The USC Board of Trustees recently passed six resolutions aimed at enhancing sustainability on campus, though some students question how effective the broad resolutions will be.
On Jan. 27, the Campus Planning Committee of the Board of Trustees passed these resolutions to reinforce USC’s plan to maintain a sustainable campus in terms of environmental degradation, energy conservation, water conservation, waste reduction and building construction. Though the resolutions call for improvement in these areas, they do not specify methods or timelines.
Matthew Oden, manager of the sustainability program, said the resolutions will help focus the university’s sustainability efforts and set guidelines for future developments on campus.
“The university in many ways is already fulfilling these resolutions, but [the resolutions] put the university in a position to be more aggressive in some of the areas and to give a clearer understanding of a policy basis that will implement new ideas and fresh thinking,” Oden said.
The resolutions, Oden said, will help USC build on the efforts that are already in place.
In accordance with the resolutions, the new Ronald Tutor Campus Center, which is currently scheduled to open in August of this year, will be the first building at USC to be LEED (Leadership in Energy and Environmental Design) certified. Additionally, USC is encouraging students and faculty to use alternative forms of transportation that will limit emissions and to be mindful of turning off lights and office equipment.
Many sustainability experts at USC find the resolutions to be a good beginning to reaching the university’s ultimate goals.
“They’re not really that broad based in terms of trying to change, but they’re well-defined goals that USC can meet,” said Lisa Schweitzer, an assistant professor in the School of Policy, Planning and Development.
Mark Bernstein, managing director of the USC Energy Institute, agreed USC is headed in the right direction.
“These resolutions show great interest to look toward the future of the university. Although they are just big goals, what will work will be the operational plans that are implemented to meet these goals,” he said.
Perhaps because the resolutions only establish an outline of the university’s plans, some students question whether they will be effective.
Matt Herrick, a freshman majoring in communication, said he is skeptical that the resolutions will be beneficial without strict enforcement.
“[The resolutions] sound pretty good, but I just don’t see how [the university] can enforce some of these rules in the dorms … USC should take a direct initiative to target students to make it more personal so people can see the direct effects,” Herrick said.
Herrick mentioned placing a limit on showering to restrict water usage as an example to show students the importance of water conservation.
Another student, Melinda Amato, a sophomore majoring in sociology, said she agrees with Herrick that there is more USC can do to improve the school’s sustainability.

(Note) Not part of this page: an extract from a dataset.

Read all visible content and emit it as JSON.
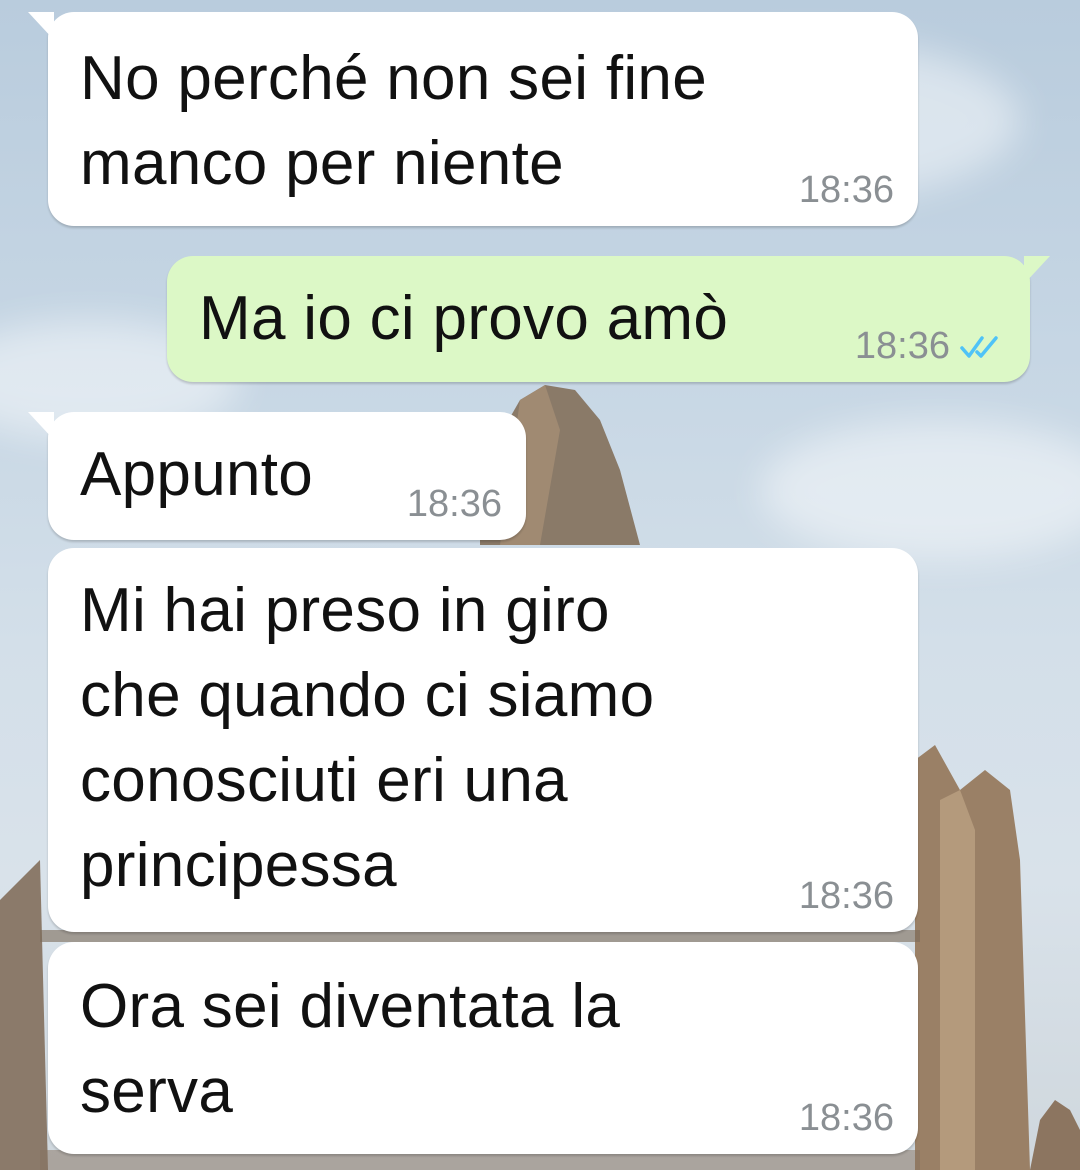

“We haven’t done as much as other universities have in terms of sustainability. I’ve heard of some colleges that allow students to bring Tupperware into the dining halls to not waste as much food,” Amato said. “We still haven’t really explored the whole realm of options to improve our sustainability.”
Mapaul Espina, a junior majoring in computer science, said he thinks the resolutions solidify USC’s commitment to going green.
“[These resolutions] are good news as long as the students and faculty play an important role,” Espina said. “To do this, we need to let the everyone know that USC is going green.”
Oden noted that these resolutions are not USC’s first steps toward becoming a greener campus.
He said that USC already has a waste diversion rate of 54 percent, which Oden said is good given the circumstances.
“The diversion rate measures all of the trash that leaves the university and is recycled. The recycling rate is actually really high, but none of the trash that is picked from the trash cans actually ‘leaves’ the university,” Oden said. “On paper, it might appear that the recycling rate doesn’t look that good, but realistically we are a leader.”
Oden said USC also has one of the most advanced water conservation systems in terms of measuring the saturation of the soil. Drip irrigation is used only when and where it is needed. In addition, the majority of the plants and shrubs seen around campus are drought resistant, with the exception of certain ornamental areas, he said.